## USAMO 2009 #5 July 19, 2009

Posted by Damien Jiang in Problem-solving, Uncategorized.
Tags: ,

I like Olympiad geometry. Therefore, I will give my solution to this year’s USAMO #5; I was rather happy with my solution.

5. Trapezoid ${ABCD}$, with ${\overline{AB}||\overline{CD}}$, is inscribed in circle ${\omega}$ and point ${G}$ lies inside triangle ${BCD}$. Rays ${AG}$ and ${BG}$ meet ${\omega}$ again at points ${P}$ and ${Q}$, respectively. Let the line through ${G}$ parallel to ${\overline{AB}}$ intersects ${\overline{BD}}$ and ${\overline{BC}}$ at points ${R}$ and ${S}$, respectively. Prove that quadrilateral ${PQRS}$ is cyclic if and only if ${\overline{BG}}$ bisects ${\angle CBD}$.

Proof.

First, note that since the homothety centered at ${B}$ that takes ${R,S}$ to ${D,C}$ takes their circumcircles to each other (and therefore their centers), their tangents at ${B}$ are the same.

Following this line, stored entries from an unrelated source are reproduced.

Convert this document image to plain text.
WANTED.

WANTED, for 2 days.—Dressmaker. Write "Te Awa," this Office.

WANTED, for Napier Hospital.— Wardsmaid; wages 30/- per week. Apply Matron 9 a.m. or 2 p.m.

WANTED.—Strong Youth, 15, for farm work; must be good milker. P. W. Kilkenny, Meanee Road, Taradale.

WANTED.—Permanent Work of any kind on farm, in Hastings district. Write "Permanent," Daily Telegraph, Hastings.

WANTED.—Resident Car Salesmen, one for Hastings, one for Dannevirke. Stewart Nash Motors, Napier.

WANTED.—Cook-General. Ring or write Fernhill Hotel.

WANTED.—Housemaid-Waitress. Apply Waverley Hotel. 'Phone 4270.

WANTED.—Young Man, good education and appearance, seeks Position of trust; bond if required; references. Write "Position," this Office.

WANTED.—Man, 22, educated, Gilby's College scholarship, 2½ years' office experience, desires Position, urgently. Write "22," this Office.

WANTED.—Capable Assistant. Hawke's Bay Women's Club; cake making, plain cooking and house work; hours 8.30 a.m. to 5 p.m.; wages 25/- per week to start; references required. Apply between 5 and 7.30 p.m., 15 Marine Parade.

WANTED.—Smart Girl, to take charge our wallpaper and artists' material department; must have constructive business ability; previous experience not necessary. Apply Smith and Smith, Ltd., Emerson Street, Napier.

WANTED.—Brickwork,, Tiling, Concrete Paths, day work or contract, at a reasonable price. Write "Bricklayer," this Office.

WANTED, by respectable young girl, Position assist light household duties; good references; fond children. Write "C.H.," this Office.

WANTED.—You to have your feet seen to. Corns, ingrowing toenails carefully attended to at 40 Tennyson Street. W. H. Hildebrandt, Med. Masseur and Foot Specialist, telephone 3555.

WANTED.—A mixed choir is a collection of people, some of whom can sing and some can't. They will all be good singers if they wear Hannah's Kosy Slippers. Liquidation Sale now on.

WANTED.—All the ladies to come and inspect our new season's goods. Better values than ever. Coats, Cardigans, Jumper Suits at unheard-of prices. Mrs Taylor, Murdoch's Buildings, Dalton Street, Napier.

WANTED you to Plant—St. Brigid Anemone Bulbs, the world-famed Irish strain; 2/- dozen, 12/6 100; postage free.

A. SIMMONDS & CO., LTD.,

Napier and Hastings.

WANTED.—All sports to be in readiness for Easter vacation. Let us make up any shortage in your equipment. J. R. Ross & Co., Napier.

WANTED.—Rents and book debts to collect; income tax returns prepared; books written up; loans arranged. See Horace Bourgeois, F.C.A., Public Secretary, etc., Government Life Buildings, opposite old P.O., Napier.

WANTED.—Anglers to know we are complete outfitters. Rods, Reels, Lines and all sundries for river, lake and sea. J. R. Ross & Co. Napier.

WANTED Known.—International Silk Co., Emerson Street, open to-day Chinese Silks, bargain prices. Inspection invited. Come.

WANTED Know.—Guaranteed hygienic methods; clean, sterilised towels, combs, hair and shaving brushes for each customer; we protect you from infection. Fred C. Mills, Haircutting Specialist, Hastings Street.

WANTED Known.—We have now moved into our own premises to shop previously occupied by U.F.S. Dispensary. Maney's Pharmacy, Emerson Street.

I.e., the circumcircles of ${\triangle BRS}$ and ${\triangle BDC}$ are internally tangent.

If direction:

Let ${\angle CBQ = \alpha, \angle DBQ = \alpha', \angle PAB = \beta, \angle BCD = \theta}$. Then we know ${\alpha = \alpha'}$. By cyclic quadrilaterals, ${\angle QPG = \angle QPA = \angle QBA = \angle QBD + \angle DBA = \alpha + \theta = \angle CBQ + \angle DCB = \angle CBQ + \angle CBX' = \angle QBX' = \angle GBX'}$ where ${X'}$ is the intersection of the common tangent at ${B}$ and ${PQ}$. Hence ${\angle GPX' + \angle GBX' = 180}$, or ${G, P, X', B}$ are cyclic.

This implies ${\angle X'GP = \angle X'BP = \angle PAB}$, i.e. ${X'G || AB}$. But then since ${R,S}$ lie on ${X'G}$, we obtain, by Power of a Point, ${(RX')(SX') = BX'^2 = (PX')(QX')}$, or ${PQRS}$ is cyclic as desired.

Only if direction:

Let ${X}$ be the radical center of the circles of ${BRS, BCD, PQRS}$. (There is no degenerate case here, which was a problem in #1 of this year, because we have an isosceles trapezoid!) Since ${X, R, S, G}$ are collinear, ${XG||AB \implies \angle XGP = \angle BAP = \angle XBP}$, so ${XGBP}$ is cyclic. Hence, ${\angle XBG + \angle XPG = 180 \implies \angle XBG = \angle GPQ = \angle APQ = \angle ABQ}$. But ${\angle XBG = \angle XBQ = \alpha' + \theta}$ and ${\angle ABQ = \alpha + \theta}$, so ${\alpha = \alpha'}$ as desired.